首頁: http://www.anandtech.com/video/showdoc.html?i=2031&p=1
結論: http://www.anandtech.com/video/showdoc.html?i=2031&p=4

Final Words
In talking about pure pixel drawing power, NV35 and NV38 didn't have it too bad as their clock speed helped push fill rate up to 1800 and 1900 Mpixels/s at their theoretic peaks. This number is simply a multiplication of how many pixels can be drawn at a time and clock speed. The NV3x architecture could also push twice as many textured pixels (if multitextureing was employed) or twice as many z / stencil operations as pixels. The problems with performance in NV3x didn't come in theoretical maximum limitations, but rather in not being able to come anywhere near theoretical maximums in the real world due to all the issues we have explored in addition to a couple other caveats. Here's a brief rundown of the bottlenecks.

If a game uses single textures rather than multitextures, texture rate is automatically cut in half. If very complex vertex or pixel shaders are used, multiple clock cycles can be spent per pixel without drawing anything. This is heavily affected both by how many pixels we can be working on at one time, as well as how able the shaders are to handle common shader code. Enabling antialiasing incurs a performance hit, as does trilinear and anisotropic filtering. There will always be some overdraw (pixels being drawn on top of other pixels), which also wastes time. This all translates into a good amount of time spent not drawing pixels on an architecture without a lot of leeway for this.
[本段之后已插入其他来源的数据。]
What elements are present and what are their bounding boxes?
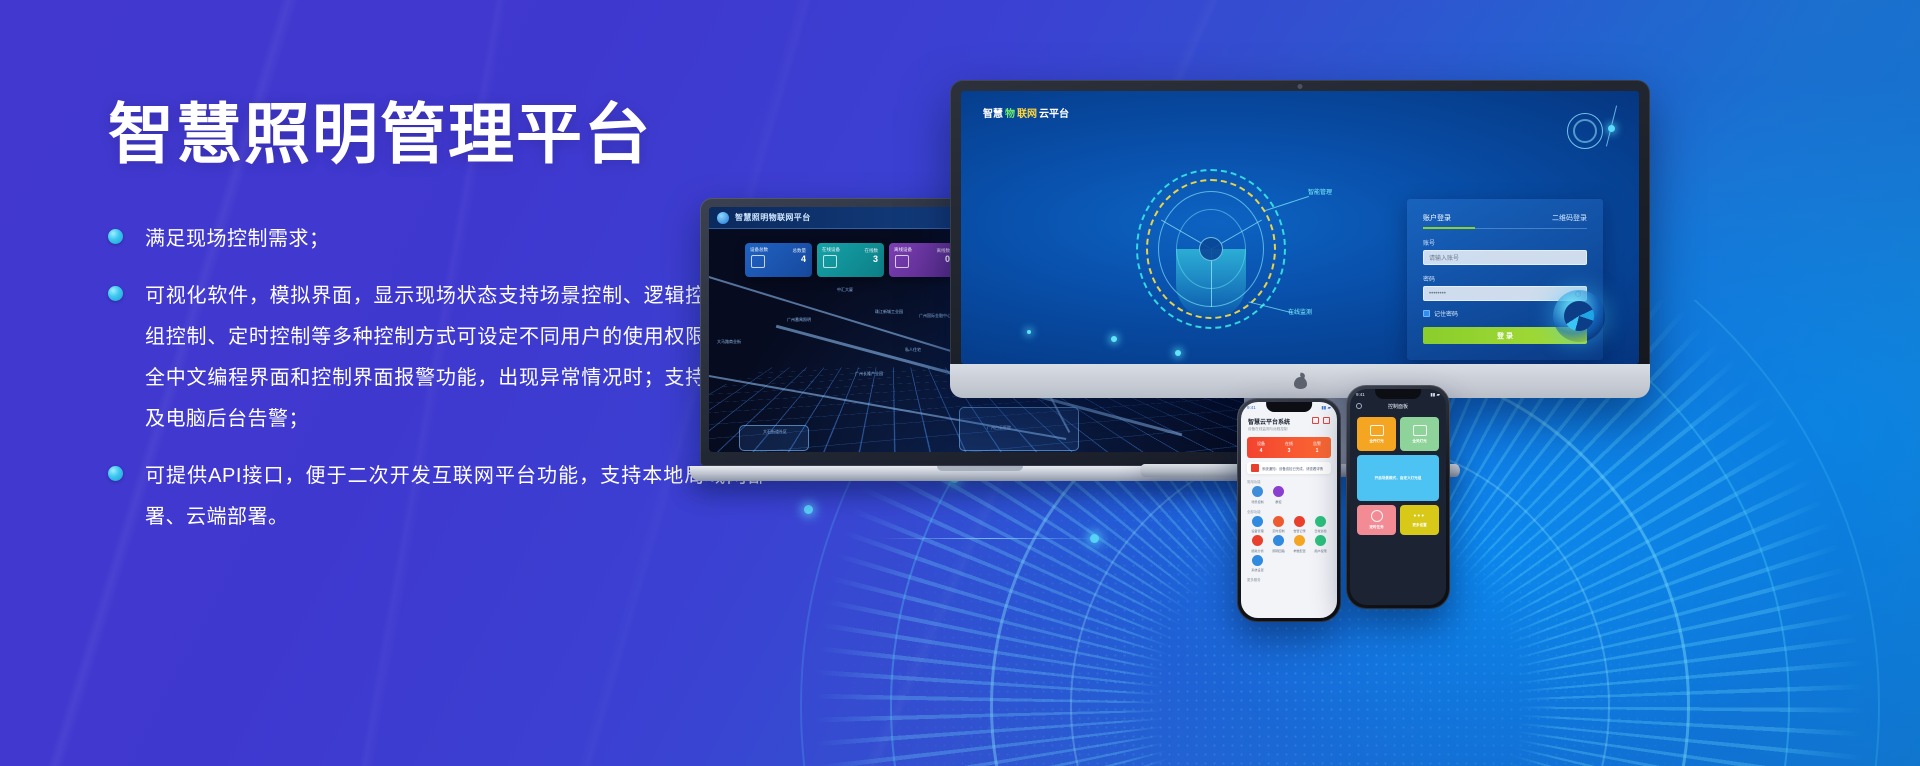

In moving to NV40 there were lots of evolutionary fixes that really helped bring the performance of the architecture up. The most significant improvements were touched on earlier: the quadrupling of the pixel pipes while doubling the number of texture units (creating a 16x1 architecture), and increasing the number of vertex shader units while adding a second math unit and more registers to pixel shaders to avoid scheduling issues. Further improvements in NV40 were made to the help eliminate hidden pixels earlier in the pipeline at the vertex shaders (which helps keep from doing unnecessary work), and optimizations were made to the anisotropic filtering engine to match ATI's method of doing things with approximated (rather than actual) distances.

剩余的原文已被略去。